Is there in psychology an explanation and/or term that describes the phenomena that exists where people perceive a solution to a problem as “simple” after the solution has been found? I have noticed in my many years of working with people that there are some who claim the solution to a problem was “simple” - and take great pride in this - but only after the solution has been found. Of course, many things seem “simple” or “obvious” after they are known.

Example: Fixing a car.

A mechanic needs to fix a car the problem area of which he does not know “specifically” but “generally” and he has to test each part he removes. The parts are A, B, C, D and E. He has to remove parts B, C, D and E just to get to part A, all of which are time-consuming to remove (except part A). Part A turns out to be the faulty part and it’s easy to replace - just two screws. The boss (who is a mechanic himself but with higher rank within the company) says that the repair was “simple” - just had to change part A.

(Think an electrical system issue - battery, alternator, starter, starter relay).
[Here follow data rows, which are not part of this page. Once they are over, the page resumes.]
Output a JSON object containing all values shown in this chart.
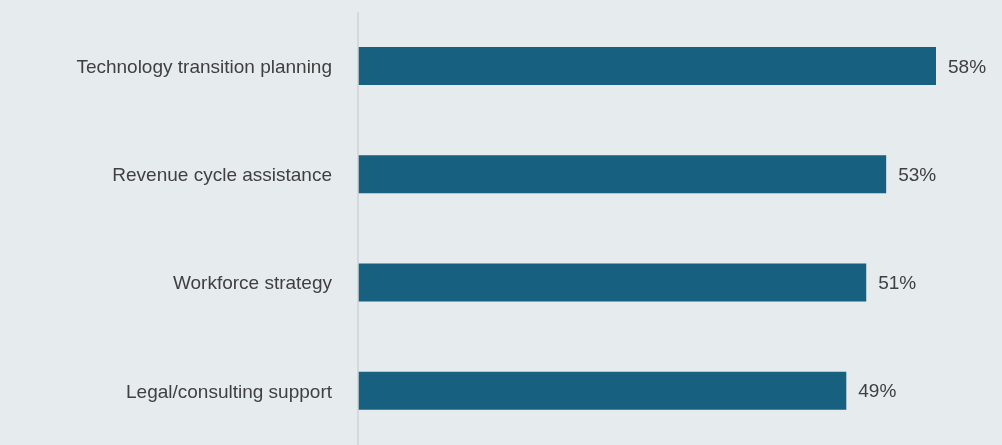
{
  "chart_data": {
    "type": "bar",
    "orientation": "horizontal",
    "categories": [
      "Technology transition planning",
      "Revenue cycle assistance",
      "Workforce strategy",
      "Legal/consulting support"
    ],
    "values": [
      58,
      53,
      51,
      49
    ],
    "value_labels": [
      "58%",
      "53%",
      "51%",
      "49%"
    ],
    "color": "#17607f",
    "grid": false
  }
}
Is that “oversimplification bias”? I don’t know if such a bias exists.


1 Answer 1


As @Arnon suggested in the comments, this looks to be a case of the hindsight bias, especially given the reference to "hindsight is 20/20" in a comment.

Via Wikipedia:

Hindsight bias, also known as the knew-it-all-along phenomenon[1] or creeping determinism,[2] refers to the common tendency for people to perceive events that have already occurred as having been more predictable than they actually were before the events took place.[3][4] As a result, people often believe, after an event has occurred, that they would have predicted, or perhaps even would have known with a high degree of certainty, what the outcome of the event would have been, before the event occurred.